Asian COVID deaths and hospitalizations are high—yet are probably still undercounted. Last year, many states did not collect COVID data for Asians. Data on Asiansis collected “haphazardly”, says Tung Nguyen, professor of medicine at University of California, San Francisco. Yet those incomplete statistics set policy agendas and lifesaving COVID response initiatives.
Asian COVID cases might be lumped in the miscellaneous category of “Other.” Or they might be miscategorized and go uncounted. The NYC H+H study identified 4,000 Asian patients who had been categorized as “Other” or “Unknown,”says Roopa Kalyanaraman Marcello, senior director of research and evaluation at NYC H+H and lead author of the study.
AAPIS ARE NOT MONOLITHIC
These racial disparities must be urgently addressed. Disaggregating data on Asians is an important demand. Asians include more than 20 ethnicities. They are socioeconomically diverse and have starkly different backgrounds, from war refugees and the undocumented to immigrants who arrive with expert visas, as well as U.S.-born AAPI with graduate degrees, and the wealthy.
But when Asians are lumped together, those nuances are lost. Their challenges—especially those of poor, limited-English speakers—are rendered invisible when aggregated with well-off Asians.
Even without disaggregation, data already show that COVID is disproportionately killing and harming Asians. But the myth that Asian Americans are “doing fine” is myopic and leads media, policymakers and donors to ignore their suffering.
To fill in gaps, community organizations have launched their own initiatives, such as vaccination drives and outreach with translated information. These efforts are noble, but they are piecemeal; many vulnerable Asians may fall between the cracks. And the longer-term effects of COVID on Asians may also be overlooked.
When overburdened grassroots organizations shoulder more work, that lets government and well-resourced institutions off the hook. Meanwhile, local nonprofits “are sucking it up and doing so much more,” says Nguyen. “If you’re Asian and poor, you’re suffering. But if you’re trying to help them, you’re suffering too.” Federal support is necessary to make headway,he adds. “There’s no way we can match what government can do.

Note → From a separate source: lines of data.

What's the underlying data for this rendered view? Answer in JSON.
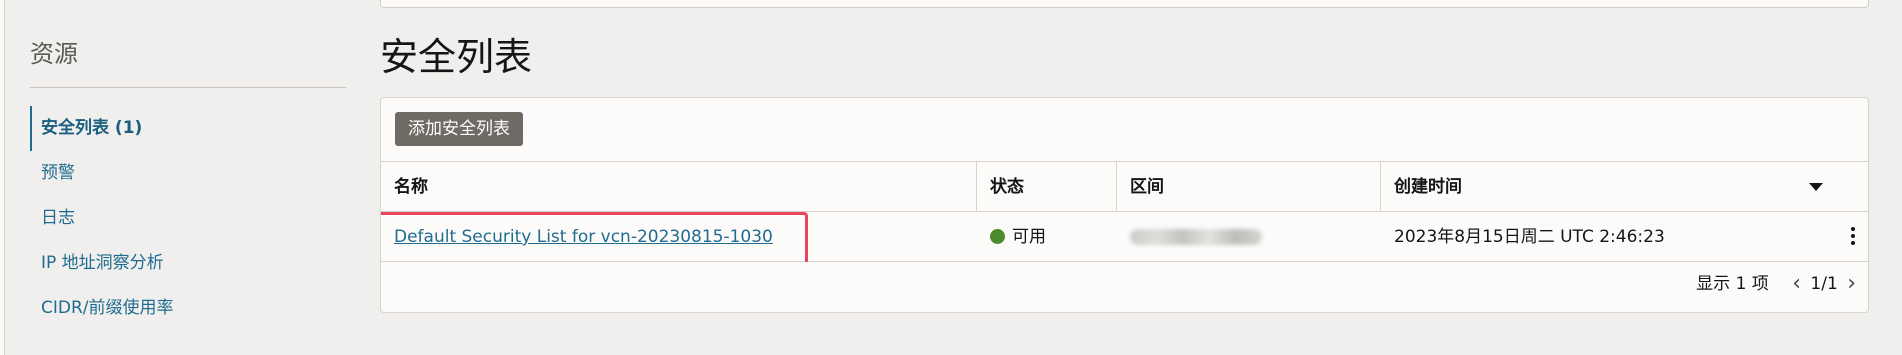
{
  "sidebar": {
    "title": "资源",
    "items": [
      {
        "label": "安全列表 (1)",
        "active": true
      },
      {
        "label": "预警",
        "active": false
      },
      {
        "label": "日志",
        "active": false
      },
      {
        "label": "IP 地址洞察分析",
        "active": false
      },
      {
        "label": "CIDR/前缀使用率",
        "active": false
      }
    ]
  },
  "main": {
    "title": "安全列表",
    "add_button": "添加安全列表",
    "table": {
      "headers": [
        "名称",
        "状态",
        "区间",
        "创建时间"
      ],
      "rows": [
        {
          "name": "Default Security List for vcn-20230815-1030",
          "status": "可用",
          "created": "2023年8月15日周二 UTC 2:46:23"
        }
      ]
    },
    "pager": {
      "count": "显示 1 项",
      "page": "1/1"
    }
  },
  "colors": {
    "link": "#1f6c90",
    "button_bg": "#6f6a64",
    "status_available": "#4c8b2b",
    "highlight": "#e8455f"
  },
  "icons": [
    "sort-down-icon",
    "kebab-menu-icon",
    "chevron-left-icon",
    "chevron-right-icon",
    "status-dot-icon"
  ]
}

Researchers are also doing extra work. NYC H+H and researchers did their study because data on Asians are “not routinely reported by government or by researchers,” says Yi of the N.Y.U. School of Medicine. Academic literature on Asian Americans and COVID did not match the disturbing reality in Asian communities and hospitals.
AAPI public health researchers have formed their own working group “because no one cares,” says Nguyen.
Small, local organizations need more funding and support as they take on roles far beyond their scope, such as when senior centers becoming vaccination clinics. Researchers and doctors who focus on AAPIsalso need more support.
Policy makers, academics, media and health leaders must all wake up to COVID’s impact on Asian Americans and Pacific Islanders who desperately need help. Ignoring them is gaslighting and inhumane—and it’s also a form of racism.
This is an opinion and analysis article.